Last modified: Tuesday, April 19, 2005
Indiana University to award honorary degree to Milton Cole
Business leader and CEO to receive Doctor of Laws degree
For immediate release, April 20, 2005
Milton Cole jokes that when he was growing up with his 10 siblings in Tennessee, "we had so little money, all we could afford was a good attitude." These humble beginnings are what make Cole's lifetime of success as a business leader and CEO so impressive.
In 1956, Cole moved to Logansport, Indiana, for a job with John I. Shafer Hardwood Company, Inc. He served as general manager for several years. Thirty years later, he bought the business, renaming it Cole Hardwood, Inc. Though the company name changed, the lessons Cole had learned from the company's owners (Shafer and the late Bob Hendrickson) stayed with him. "They taught me that giving was receiving," Cole says. "What we spend on ourselves really doesn't matter."
When a fire destroyed his lumberyard in 1988, Cole, true to his word, stood before his workers less than two days after the fire and promised them that no one would miss a paycheck. He rebuilt the company, overcoming damages worth $14 million. In a newspaper interview after the fire, he said "The community has been so gracious to me. My employees, I just love them. They're just part of the family."
Cole's generosity extends beyond Logansport to the surrounding communities, including Kokomo and its Indiana University Kokomo campus. He provided a $50,000 leadership gift to IUK in 1992 as part of a library campaign and has contributed money to fund the university's Cole Family Scholarships, the Cole Community Room, and the Kresge Science Initiative. He has received business, civic, and professional honors for his charitable and volunteer work, including the 1999 Logansport Exchange Club Book of Golden Deeds, Chamber of Commerce Man of the Year, and the state's highest honor, Sagamore of the Wabash, awarded by the late Governor Frank O'Bannon.
"I admire Milt's vision and his efforts to realize incremental improvements and willingness to serve and organize assistance to individuals in need," says U.S. Senator Richard Lugar. "Few people in the state of Indiana have been in the position to transform the landscape of our state and to do so with such commitment, grace, and modesty."
Cole's story is featured in a book by Fox News Channel's Neil Cavuto titled More Than Money: True Stories of People Who Learned Life's Ultimate Lesson, a compilation of stories about people who have defined their lives by determination, honesty, and compassion. Cavuto writes that Cole is among those who are "fighting the good fight, clinging to hopes with the biggest of hearts."
Those who know and work with Cole are uplifted by his generous spirit and positive outlook.
"The Reverend Jesse Jackson once said, 'The only justification we have to look down on someone is because we are about to pick him up,'" says Dr.
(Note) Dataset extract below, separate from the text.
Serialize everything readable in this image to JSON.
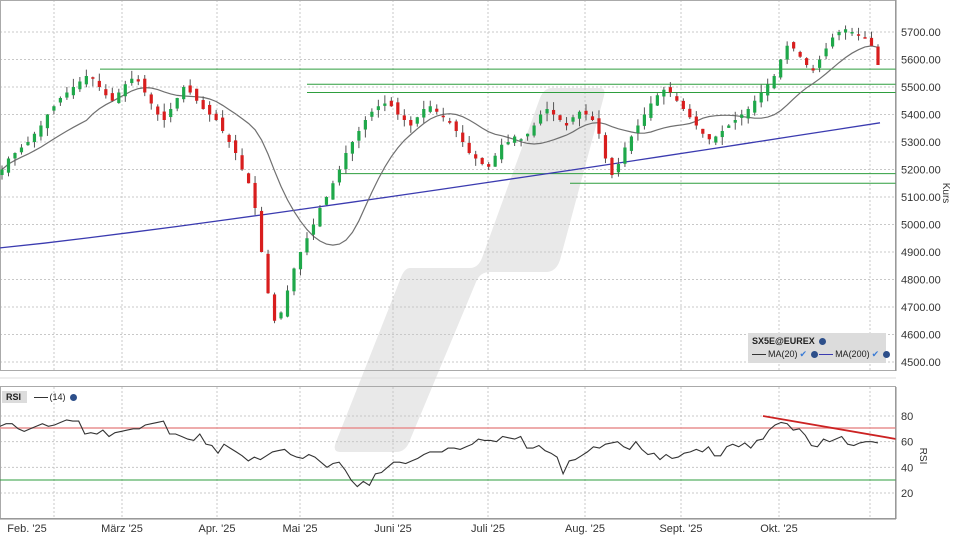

Christian Chauret, chair of the Honorary Degree Committee at IUK. "Milton Cole has spent his entire adult life looking down with an outstretched hand to pull up those behind him, always keeping an eye forward on the next goal. It is this attitude, this humble sense of giving back, that compels me to nominate this man of purpose, William Milton Cole, for an Indiana University honorary degree."
No matter what obstacles Cole has faced in his life, his unwavering faith has brought him strength and helped him to maintain his naturally cheerful attitude. When Cole came across a poem (aptly titled "Attitude") that articulated his perception of life, he began passing it on to friends, employees, and customers. The poem is enclosed with each lumber shipment.
"We have a choice every day regarding the attitude we will embrace for that day. We cannot change the inevitable. The only thing we can do is play on the one string we have, and that is our attitude. . . . Life is 10 percent what happens to me and 90 percent how I react to it. And so it is with you. . . . we are in charge of our Attitudes."